Design-and-build with novation is an attempt to reconcile the conflicting requirements of single-point responsibility and design control, but to work it needs clarity from the start

John Redmond

Once upon a time, not a very long time ago, most people procured building projects in the same way. First they would appoint an architect and other designers. When the building was designed they would find a builder to build it. That meant that there was a web of professional retainers and a main contract. The process is described these days as “traditional procurement”.

That was too complicated for some people who wanted a simpler approach. Design-and-build started to become popular. The only contract that the employer needed to worry about was the contract with the builder. As an American client put it - inelegantly but accurately - it was a “one-butt-to-kick contract”.

While clients liked the idea of aiming at just one butt, they didn’t really want to hand over all the design of their expensive new building to the contractor. They wanted some control over the way the building would look. So they went back to retaining architects and telling them what they wanted. The architect would prepare basic designs and the contractor would take them on and finish them.

But that meant that there was now another potential target for kicking. To sort that out someone had the bright idea of novating the designers over to the contractor. Once the building contract was in place, the designers would become part of the contractor’s team. The employer would be taken out of the designers’ contracts and the builder put in. The contractor would accept legal responsibility for all the design work carried out before the contractor was appointed. The RIBA (and many lawyers) advised that this was a seriously bad idea but it seemed to reconcile the conflicting requirements of single-point responsibility and design control.

Theoretically it should work, but this is an example of what can go wrong in practice.
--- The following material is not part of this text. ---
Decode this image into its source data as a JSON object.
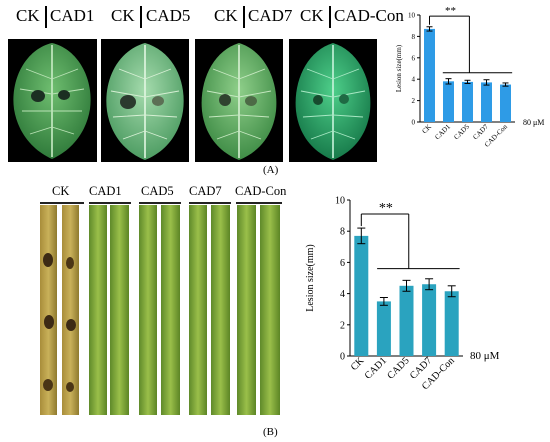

Because the retainer was never sorted out, there was never any novation. The contractor is left trying to make claims against everyone based on implied terms, misrepresentation, negligence and anything else he can think of

The client starts by discussing a possible development with an architect. He works up an outline idea, which the client likes. The architect’s professional retainer is left a little vague - he is paid for his time as ideas evolve. Nobody has thought yet about the basis of the contract with the builder. Sooner or later someone suggests design-and-build with novation of the designers. The designs are packaged up in a document entitled “employer’s requirements”, and a contractor is selected. He starts work (because of course the building needs to be completed as soon as possible).

That’s when the first problem arises. The architect’s retainer has to be novated, or switched over from the employer to the contractor who is going to be his new boss. Unfortunately, the architect’s retainer was never clearly defined. If he is going to have to work for the contractor, he wants clarity about his fees and, by the way, they should be going up. Discussions about that continue while the builder gets on with the building.

Then there is a problem with the design. Something has been left out. Let’s say it is the front door. The builder notices it and asks the architect what he should do about it. The architect specifies a very grand front door, which will take several months to manufacture and will be very expensive. The contractor will want paying for the cost of it, which wasn’t in his budget. He will also want extra time for completion and the cost of the delay incurred both because of the delay in saying what the design was and the delay in manufacture. He tells the employer what is going on, the extension of time required and the extra cost. The employer denies all responsibility. This is a design-and-build contract, and if the architect forgot something, that is the contractor’s problem. Anyway, the contractor can always make a claim against the architect under the novated retainer.

Unfortunately, because the retainer was never sorted out, there was never any novation. The contractor is left trying to make claims against everyone based on implied terms, misrepresentation, negligence and anything else he can think of. Relationships deteriorate, and from this time on nobody can agree about anything.

This may seem all rather far-fetched and unlikely to happen in practice. OK, I admit that it’s not a real case. The real cases (and I have recently had to deal with two on similar lines), were considerably more complicated and contentious.

If you are going to play the design-and-build and novation game, you must make sure that all the paperwork is in place right from the start.